Opinion: When forming a business partnership, give thought to its potential end
By Kathleen J. Smith
Business partners, seeking to make their fortunes, form their limited liability companies at a moment when they expect to work together indefinitely, with goodwill between them and nothing but cooperation as their modus operandi.
At this time in a business partnership, the idea of distrusting their business partner and needing to dissolve the LLC is furthest from their minds. Commerce demands their attention, and they may forget to sign their operating agreement after they register their LLC with the California Secretary of State.
What happens when dissension leads one partner to reject the terms of the unsigned operating agreement, simply because they never signed it? Answer: they probably have to honor it anyway.

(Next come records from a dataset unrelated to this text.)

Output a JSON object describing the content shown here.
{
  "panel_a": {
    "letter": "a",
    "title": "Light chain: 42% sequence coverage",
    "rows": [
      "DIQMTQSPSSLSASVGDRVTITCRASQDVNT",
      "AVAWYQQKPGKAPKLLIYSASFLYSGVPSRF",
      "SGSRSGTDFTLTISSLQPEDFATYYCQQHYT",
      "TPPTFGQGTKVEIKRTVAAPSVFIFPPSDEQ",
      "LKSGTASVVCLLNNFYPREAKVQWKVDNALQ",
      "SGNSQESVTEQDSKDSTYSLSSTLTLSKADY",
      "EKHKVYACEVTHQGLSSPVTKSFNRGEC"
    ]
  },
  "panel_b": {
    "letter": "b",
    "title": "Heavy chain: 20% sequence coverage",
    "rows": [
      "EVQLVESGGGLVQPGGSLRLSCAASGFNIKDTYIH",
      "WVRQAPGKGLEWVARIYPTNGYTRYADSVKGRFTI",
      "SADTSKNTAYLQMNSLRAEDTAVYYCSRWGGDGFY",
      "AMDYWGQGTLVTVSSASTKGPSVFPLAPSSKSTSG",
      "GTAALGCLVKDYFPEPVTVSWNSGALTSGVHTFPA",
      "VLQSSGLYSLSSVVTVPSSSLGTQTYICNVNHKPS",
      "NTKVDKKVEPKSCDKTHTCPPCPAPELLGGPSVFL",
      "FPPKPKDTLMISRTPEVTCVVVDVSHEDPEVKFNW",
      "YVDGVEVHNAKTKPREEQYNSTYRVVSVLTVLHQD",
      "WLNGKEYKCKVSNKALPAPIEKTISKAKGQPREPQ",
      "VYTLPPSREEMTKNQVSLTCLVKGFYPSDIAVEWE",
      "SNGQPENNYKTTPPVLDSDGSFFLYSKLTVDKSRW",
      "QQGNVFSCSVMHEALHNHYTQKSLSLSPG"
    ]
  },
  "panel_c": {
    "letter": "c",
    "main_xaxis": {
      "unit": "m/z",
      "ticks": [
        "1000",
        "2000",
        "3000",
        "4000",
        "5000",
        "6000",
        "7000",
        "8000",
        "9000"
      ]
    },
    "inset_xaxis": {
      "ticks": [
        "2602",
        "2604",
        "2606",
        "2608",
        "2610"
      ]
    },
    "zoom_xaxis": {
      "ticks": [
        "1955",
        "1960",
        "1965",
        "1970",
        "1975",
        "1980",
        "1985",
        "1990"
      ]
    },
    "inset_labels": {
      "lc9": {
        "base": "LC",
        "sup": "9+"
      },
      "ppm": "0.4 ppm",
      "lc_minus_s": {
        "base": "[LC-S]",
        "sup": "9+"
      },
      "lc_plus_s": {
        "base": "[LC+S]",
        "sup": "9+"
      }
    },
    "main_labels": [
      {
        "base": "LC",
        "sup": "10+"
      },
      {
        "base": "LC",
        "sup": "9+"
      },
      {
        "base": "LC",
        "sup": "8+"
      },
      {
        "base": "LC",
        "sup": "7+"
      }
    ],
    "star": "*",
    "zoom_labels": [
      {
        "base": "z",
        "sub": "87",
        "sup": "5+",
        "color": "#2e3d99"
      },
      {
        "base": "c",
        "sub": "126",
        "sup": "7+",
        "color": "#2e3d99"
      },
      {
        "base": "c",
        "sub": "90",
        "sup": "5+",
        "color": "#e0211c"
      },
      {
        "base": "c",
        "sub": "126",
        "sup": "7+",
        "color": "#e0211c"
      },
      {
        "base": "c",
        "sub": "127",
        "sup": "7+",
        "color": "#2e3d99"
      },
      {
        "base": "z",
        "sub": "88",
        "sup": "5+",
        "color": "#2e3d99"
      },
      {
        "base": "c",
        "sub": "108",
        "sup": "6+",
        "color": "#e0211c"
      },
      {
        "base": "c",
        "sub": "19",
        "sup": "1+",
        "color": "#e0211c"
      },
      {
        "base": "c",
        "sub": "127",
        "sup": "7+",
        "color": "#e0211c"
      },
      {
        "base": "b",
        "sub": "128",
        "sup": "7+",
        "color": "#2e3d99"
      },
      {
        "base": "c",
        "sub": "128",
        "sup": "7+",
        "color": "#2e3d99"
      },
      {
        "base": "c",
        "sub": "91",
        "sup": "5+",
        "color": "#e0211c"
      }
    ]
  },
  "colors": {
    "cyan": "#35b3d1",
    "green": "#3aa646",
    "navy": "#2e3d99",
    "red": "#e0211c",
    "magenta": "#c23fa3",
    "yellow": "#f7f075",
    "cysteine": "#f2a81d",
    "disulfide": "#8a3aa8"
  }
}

LLC Operating Agreements (“OA”) are governed by the law of contracts. The National Conference of Commissioners on Uniform State Laws, Uniform Limited Liability Company Act. last amended in 2013, states in the discussion of the definition of “Operating Agreement” the following: “An operating agreement is a contract, and therefore all statutory language pertaining to the operating agreement must be understood in the context of the law of contracts.”
Every contract requires consenting parties. A party’s consent is gathered from the reasonable meaning of her words and acts, and not from any unexpressed intentions or understanding. For instance, your partner’s consent is demonstrated when they comply with a term in the OA — like asking the co-member to consent to a transfer of their membership to their trust. Or perhaps your partner will cite the OA in a legal document, like, when the LLC applies for a bank loan.

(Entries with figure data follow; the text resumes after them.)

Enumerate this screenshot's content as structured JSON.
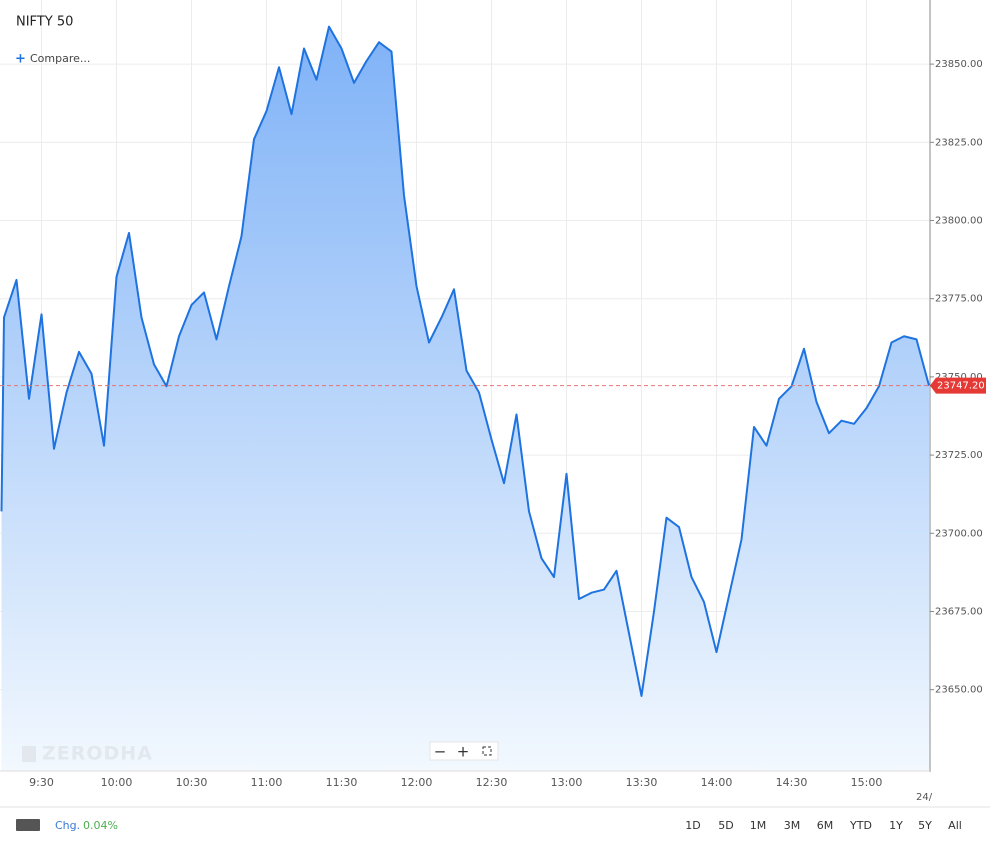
{
  "chart_data": {
    "type": "area",
    "title": "NIFTY 50",
    "compare": "Compare...",
    "watermark": "ZERODHA",
    "color": "#1e73e0",
    "x": [
      554,
      555,
      560,
      565,
      570,
      575,
      580,
      585,
      590,
      595,
      600,
      605,
      610,
      615,
      620,
      625,
      630,
      635,
      640,
      645,
      650,
      655,
      660,
      665,
      670,
      675,
      680,
      685,
      690,
      695,
      700,
      705,
      710,
      715,
      720,
      725,
      730,
      735,
      740,
      745,
      750,
      755,
      760,
      765,
      770,
      775,
      780,
      785,
      790,
      795,
      800,
      805,
      810,
      815,
      820,
      825,
      830,
      835,
      840,
      845,
      850,
      855,
      860,
      865,
      870,
      875,
      880,
      885,
      890,
      895,
      900,
      905,
      910,
      915,
      920,
      925
    ],
    "values": [
      23707,
      23769,
      23781,
      23743,
      23770,
      23727,
      23745,
      23758,
      23751,
      23728,
      23782,
      23796,
      23769,
      23754,
      23747,
      23763,
      23773,
      23777,
      23762,
      23779,
      23795,
      23826,
      23835,
      23849,
      23834,
      23855,
      23845,
      23862,
      23855,
      23844,
      23851,
      23857,
      23854,
      23808,
      23779,
      23761,
      23769,
      23778,
      23752,
      23745,
      23730,
      23716,
      23738,
      23707,
      23692,
      23686,
      23719,
      23679,
      23681,
      23682,
      23688,
      23668,
      23648,
      23675,
      23705,
      23702,
      23686,
      23678,
      23662,
      23680,
      23698,
      23734,
      23728,
      23743,
      23747,
      23759,
      23742,
      23732,
      23736,
      23735,
      23740,
      23747,
      23761,
      23763,
      23762,
      23747.2
    ],
    "last_price": {
      "value": 23747.2,
      "label": "23747.20"
    },
    "xlim": [
      553.4,
      925.4
    ],
    "xticks": [
      {
        "value": 570,
        "label": "9:30"
      },
      {
        "value": 600,
        "label": "10:00"
      },
      {
        "value": 630,
        "label": "10:30"
      },
      {
        "value": 660,
        "label": "11:00"
      },
      {
        "value": 690,
        "label": "11:30"
      },
      {
        "value": 720,
        "label": "12:00"
      },
      {
        "value": 750,
        "label": "12:30"
      },
      {
        "value": 780,
        "label": "13:00"
      },
      {
        "value": 810,
        "label": "13:30"
      },
      {
        "value": 840,
        "label": "14:00"
      },
      {
        "value": 870,
        "label": "14:30"
      },
      {
        "value": 900,
        "label": "15:00"
      }
    ],
    "date_label": "24/",
    "ylim": [
      23624,
      23870.5
    ],
    "yticks": [
      {
        "value": 23650,
        "label": "23650.00"
      },
      {
        "value": 23675,
        "label": "23675.00"
      },
      {
        "value": 23700,
        "label": "23700.00"
      },
      {
        "value": 23725,
        "label": "23725.00"
      },
      {
        "value": 23750,
        "label": "23750.00"
      },
      {
        "value": 23775,
        "label": "23775.00"
      },
      {
        "value": 23800,
        "label": "23800.00"
      },
      {
        "value": 23825,
        "label": "23825.00"
      },
      {
        "value": 23850,
        "label": "23850.00"
      }
    ],
    "grid": true
  },
  "footer": {
    "change_label": "Chg.",
    "change": "0.04%",
    "ranges": [
      "1D",
      "5D",
      "1M",
      "3M",
      "6M",
      "YTD",
      "1Y",
      "5Y",
      "All"
    ]
  }
}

Such consent can also be evidence of ratification of the unsigned OA. Ratification arises when your partner benefits from the bank loan based on their signed certificate of incumbency. If your LLC stands to receive income as a result of a loan — perhaps enabling investment funds to be leveraged geometrically with borrowed funds — then ratification can arise.
California Civil Code section 2310 states: “A ratification can be made only in the manner that would have been necessary to confer an original authority for the act ratified, or where an oral authorization would suffice, by accepting or retaining the benefit of the act, with notice thereof.”
In Rakestraw v. Rodrigues (1972), ratification was found where the signer Rakestraw, whose signature was forged on a deed of trust, did nothing to repudiate the challenged signature because she anticipated receiving monetary benefits from the mortgaged property. In Rakestraw, the court found that the forger was acting as agent for principal Rakestraw. On that basis, the court held that any requirement that the ratification be done in writing was inapplicable. Written ratification required under California Civil Code section 2310 was not intended to apply to a ratification as between a principal and agent.
Consent and ratification are two classic contract principles that support validation of the unsigned OA. If your partner is repudiating your unsigned OA, look back over the years for indicia and evidence of consent and ratification. It’s probably there.
• Kathleen J. Smith is an experienced civil litigator and an attorney with Schneiders & Associates, LLP in Oxnard.